I’m not a huge fan of zombies in media – which could be the reason that this book wasn’t on my radar in the first place – but Dennard wrote this story in a way that it was even able to draw me into the mystery of the Dead. Necromancers have always fascinated me, but an army of the dead isn’t really my thing. And that being said, I enjoyed every second I spent in this world.

While this story continues to have less praise than her Witchlands books, Dennard has created a wonderful world that I can’t wait to jump back into. If you’re looking for a fun YA paranormal read, or even an interesting zombie story, I’d highly recommend giving this story a try. This isn’t your typical “walking dead” zombies are after you sort of story, so if this is what you’re looking for you probably won’t be please. However, I truly did enjoy the take on “zombies” that Dennard had here.


*Spoilers ahead*

There’s not much I want to say in this section, because if you haven’t read this book yet I really hope you do. And I want you to be able to go into the story blind like I did. It truly is a fantastic read.

That being said, I do want to quickly gush over the way Eleanor and Daniel slowly get to know each other. I wasn’t a fan of the love triangle in this story – it felt a little forced to me – but I otherwise enjoyed the romantic elements throughout. Eleanor and Daniel certainly started off on rocky footing. Yet by getting thrown together again and again by circumstances they slowly got to know each other. The real them behind the facade that they put on for society.

It was clear from the beginning that these two would end up liking each other, but what really drew me to the romance was the way Dennard wrote about them. They both fought against societal expectations and norms, yet still remained trapped by their constraints. Their difference in social standing played a bigger role in their budding romance than either of them seemed to realized and I can only imagine what that pressure must have been like.

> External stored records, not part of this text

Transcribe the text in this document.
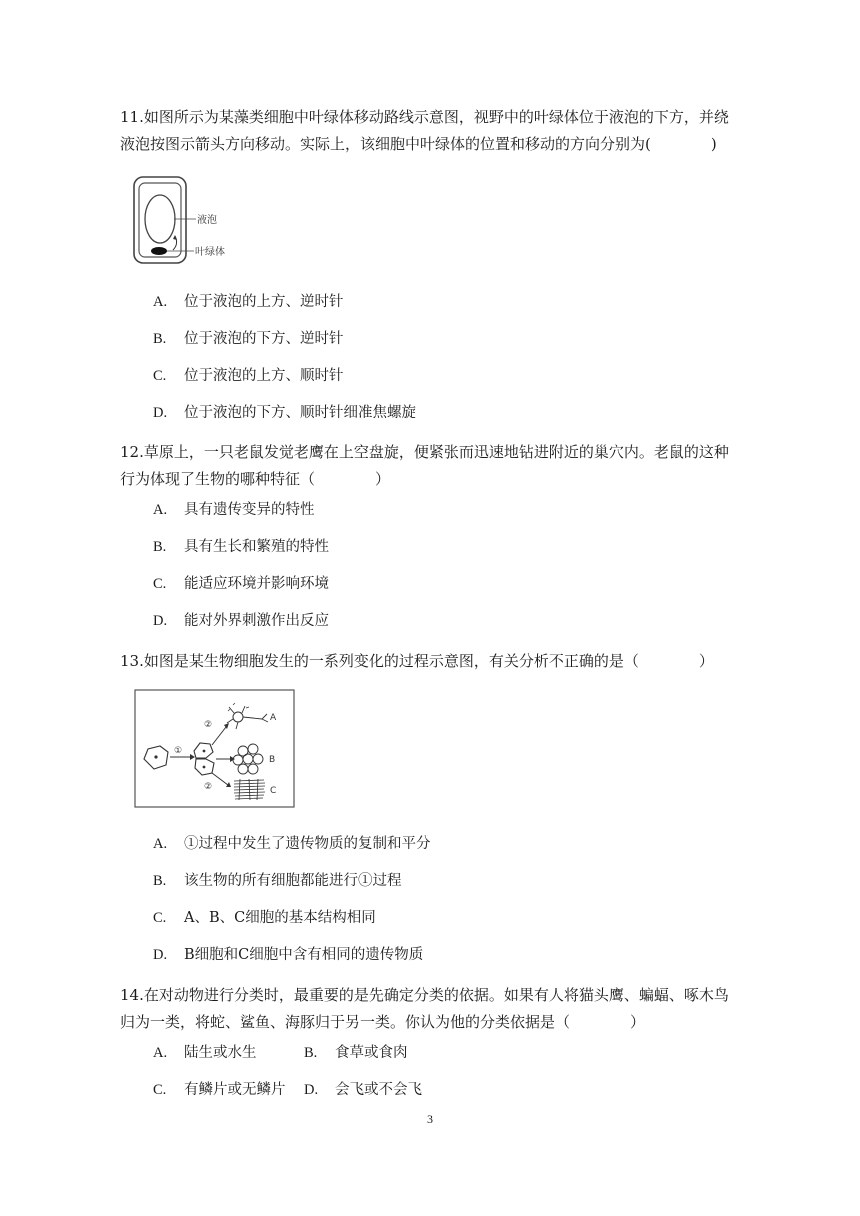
11.如图所示为某藻类细胞中叶绿体移动路线示意图，视野中的叶绿体位于液泡的下方，并绕液泡按图示箭头方向移动。实际上，该细胞中叶绿体的位置和移动的方向分别为(　　　　)
液泡
叶绿体
A. 位于液泡的上方、逆时针
B. 位于液泡的下方、逆时针
C. 位于液泡的上方、顺时针
D. 位于液泡的下方、顺时针细准焦螺旋
12.草原上，一只老鼠发觉老鹰在上空盘旋，便紧张而迅速地钻进附近的巢穴内。老鼠的这种行为体现了生物的哪种特征（　　　　）
A. 具有遗传变异的特性
B. 具有生长和繁殖的特性
C. 能适应环境并影响环境
D. 能对外界刺激作出反应
13.如图是某生物细胞发生的一系列变化的过程示意图，有关分析不正确的是（　　　　）
①
②
②
A
B
C
A. ①过程中发生了遗传物质的复制和平分
B. 该生物的所有细胞都能进行①过程
C. A、B、C细胞的基本结构相同
D. B细胞和C细胞中含有相同的遗传物质
14.在对动物进行分类时，最重要的是先确定分类的依据。如果有人将猫头鹰、蝙蝠、啄木鸟归为一类，将蛇、鲨鱼、海豚归于另一类。你认为他的分类依据是（　　　　）
A. 陆生或水生	B. 食草或食肉
C. 有鳞片或无鳞片 D. 会飞或不会飞
3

Finding out that Daniel had been blamed for her father’s decline in business and thus his supposed decline in mental health until the end wasn’t an easy pill for Eleanor to swallow. She certainly let him take the blame when she first found out, until he told his side of the story.

I’m glad that their devotion to each other is so clear. It’ll in no way be an easy romance, but I certainly hope they make it work in the rest of the series.

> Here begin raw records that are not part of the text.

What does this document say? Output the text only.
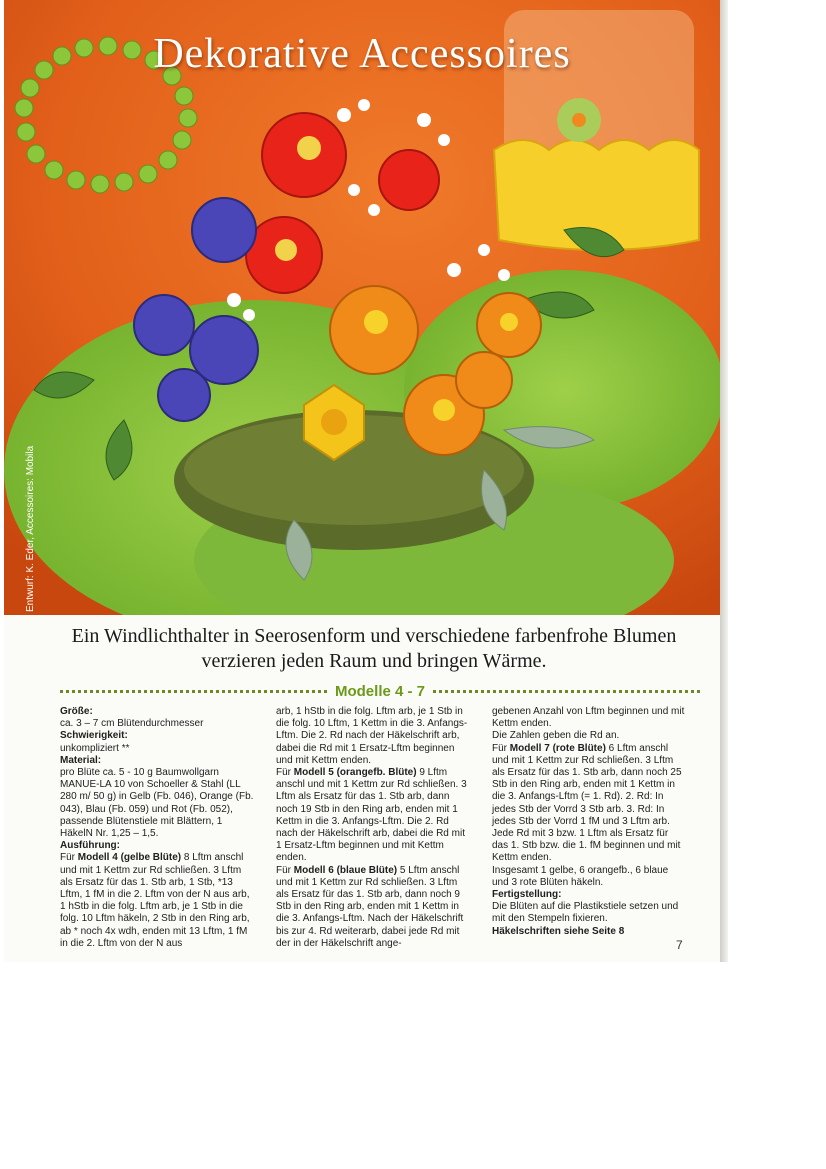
Dekorative Accessoires
Entwurf: K. Eder, Accessoires: Mobila
Ein Windlichthalter in Seerosenform und verschiedene farbenfrohe Blumen verzieren jeden Raum und bringen Wärme.
Modelle 4 - 7

Größe:

ca. 3 – 7 cm Blütendurchmesser

Schwierigkeit:

unkompliziert **

Material:

pro Blüte ca. 5 - 10 g Baumwollgarn MANUE-LA 10 von Schoeller & Stahl (LL 280 m/ 50 g) in Gelb (Fb. 046), Orange (Fb. 043), Blau (Fb. 059) und Rot (Fb. 052), passende Blütenstiele mit Blättern, 1 HäkelN Nr. 1,25 – 1,5.

Ausführung:

Für Modell 4 (gelbe Blüte) 8 Lftm anschl und mit 1 Kettm zur Rd schließen. 3 Lftm als Ersatz für das 1. Stb arb, 1 Stb, *13 Lftm, 1 fM in die 2. Lftm von der N aus arb, 1 hStb in die folg. Lftm arb, je 1 Stb in die folg. 10 Lftm häkeln, 2 Stb in den Ring arb, ab * noch 4x wdh, enden mit 13 Lftm, 1 fM in die 2. Lftm von der N aus

arb, 1 hStb in die folg. Lftm arb, je 1 Stb in die folg. 10 Lftm, 1 Kettm in die 3. Anfangs-Lftm. Die 2. Rd nach der Häkelschrift arb, dabei die Rd mit 1 Ersatz-Lftm beginnen und mit Kettm enden.

Für Modell 5 (orangefb. Blüte) 9 Lftm anschl und mit 1 Kettm zur Rd schließen. 3 Lftm als Ersatz für das 1. Stb arb, dann noch 19 Stb in den Ring arb, enden mit 1 Kettm in die 3. Anfangs-Lftm. Die 2. Rd nach der Häkelschrift arb, dabei die Rd mit 1 Ersatz-Lftm beginnen und mit Kettm enden.

Für Modell 6 (blaue Blüte) 5 Lftm anschl und mit 1 Kettm zur Rd schließen. 3 Lftm als Ersatz für das 1. Stb arb, dann noch 9 Stb in den Ring arb, enden mit 1 Kettm in die 3. Anfangs-Lftm. Nach der Häkelschrift bis zur 4. Rd weiterarb, dabei jede Rd mit der in der Häkelschrift ange-

gebenen Anzahl von Lftm beginnen und mit Kettm enden.

Die Zahlen geben die Rd an.

Für Modell 7 (rote Blüte) 6 Lftm anschl und mit 1 Kettm zur Rd schließen. 3 Lftm als Ersatz für das 1. Stb arb, dann noch 25 Stb in den Ring arb, enden mit 1 Kettm in die 3. Anfangs-Lftm (= 1. Rd). 2. Rd: In jedes Stb der Vorrd 3 Stb arb. 3. Rd: In jedes Stb der Vorrd 1 fM und 3 Lftm arb. Jede Rd mit 3 bzw. 1 Lftm als Ersatz für das 1. Stb bzw. die 1. fM beginnen und mit Kettm enden.

Insgesamt 1 gelbe, 6 orangefb., 6 blaue und 3 rote Blüten häkeln.

Fertigstellung:

Die Blüten auf die Plastikstiele setzen und mit den Stempeln fixieren.

Häkelschriften siehe Seite 8

7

I’d also like to briefly touch on the walking dead/zombie aspect of the story. I’ve seen a lot of people make the comparison between The Walking Dead TV show and Something Strange and Deadly and would like to touch on the topic. The stories are in no way similar, and it’s clear that people have been disappointed by this. However, I think it’s better if you refrain from going into a story expecting it to be like another story you’ve seen/read.

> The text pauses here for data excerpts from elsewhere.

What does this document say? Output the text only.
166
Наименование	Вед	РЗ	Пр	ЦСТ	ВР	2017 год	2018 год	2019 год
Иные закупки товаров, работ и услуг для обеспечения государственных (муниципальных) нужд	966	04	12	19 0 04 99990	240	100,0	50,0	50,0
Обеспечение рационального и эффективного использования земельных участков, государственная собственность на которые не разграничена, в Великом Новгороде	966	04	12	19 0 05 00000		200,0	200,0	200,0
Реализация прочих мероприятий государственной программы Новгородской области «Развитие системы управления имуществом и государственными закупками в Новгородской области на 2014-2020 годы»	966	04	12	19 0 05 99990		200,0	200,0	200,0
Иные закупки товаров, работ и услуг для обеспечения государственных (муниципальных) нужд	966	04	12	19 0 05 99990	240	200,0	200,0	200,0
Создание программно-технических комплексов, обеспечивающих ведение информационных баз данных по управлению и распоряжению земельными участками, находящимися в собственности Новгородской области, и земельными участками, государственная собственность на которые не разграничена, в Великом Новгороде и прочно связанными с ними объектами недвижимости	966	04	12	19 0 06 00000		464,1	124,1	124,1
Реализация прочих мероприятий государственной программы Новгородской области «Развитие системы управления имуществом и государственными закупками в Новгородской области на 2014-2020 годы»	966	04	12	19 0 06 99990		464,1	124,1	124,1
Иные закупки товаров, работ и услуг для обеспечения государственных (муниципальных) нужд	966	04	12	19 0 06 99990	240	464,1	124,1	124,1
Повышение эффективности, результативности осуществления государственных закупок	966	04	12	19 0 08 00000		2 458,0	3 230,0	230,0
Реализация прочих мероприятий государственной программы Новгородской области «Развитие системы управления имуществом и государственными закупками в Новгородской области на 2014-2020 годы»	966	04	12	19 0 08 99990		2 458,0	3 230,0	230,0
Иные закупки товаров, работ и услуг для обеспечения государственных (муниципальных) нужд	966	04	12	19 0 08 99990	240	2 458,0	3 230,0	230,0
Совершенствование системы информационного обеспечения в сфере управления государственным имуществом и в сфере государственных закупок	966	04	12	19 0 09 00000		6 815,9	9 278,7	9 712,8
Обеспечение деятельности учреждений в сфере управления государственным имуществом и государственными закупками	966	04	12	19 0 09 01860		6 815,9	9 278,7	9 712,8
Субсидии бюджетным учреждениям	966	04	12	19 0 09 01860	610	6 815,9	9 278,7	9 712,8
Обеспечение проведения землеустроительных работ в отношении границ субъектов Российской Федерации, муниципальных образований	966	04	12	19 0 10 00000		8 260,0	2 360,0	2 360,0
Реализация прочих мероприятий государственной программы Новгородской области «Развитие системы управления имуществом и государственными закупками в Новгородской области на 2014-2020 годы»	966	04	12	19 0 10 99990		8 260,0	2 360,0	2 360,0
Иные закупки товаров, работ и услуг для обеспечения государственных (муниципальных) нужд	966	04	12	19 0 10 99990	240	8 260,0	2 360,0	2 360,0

Something Strange and Deadly never pretended to be the same kind of story as The Walking Dead. If they were the same kind of story, I wouldn’t have enjoyed my time in this world at all. The only real difference between these stories is that the dead move.

Dennard doesn’t try to mask the Dead in this story as your average zombie. Yes, the Dead become ravenous and want to devour humans once they’re out from under the Necromancer’s control, but that’s not the focus of this story. Instead the focus is quite clearly on the Necromancer and the havoc he’s wreaking.

This focus on the necromancer and his powers over the dead is why the story was such a compelling one to me. I’m much more interested in the power to control the Dead and make them do your bidding than I am in the dead devouring humans like it’s the only thing they want from their undead life. Dennard’s focus on the way necromancy works in this world and the way other powers interact with them was the interesting plot line for me.

Now that a second, more powerful necromancer has arrived – well, reanimated a corpse – I can’t wait to see where things go. Thankfully, I don’t have to wait long as I already have A Darkness Strange and Lonely waiting for me.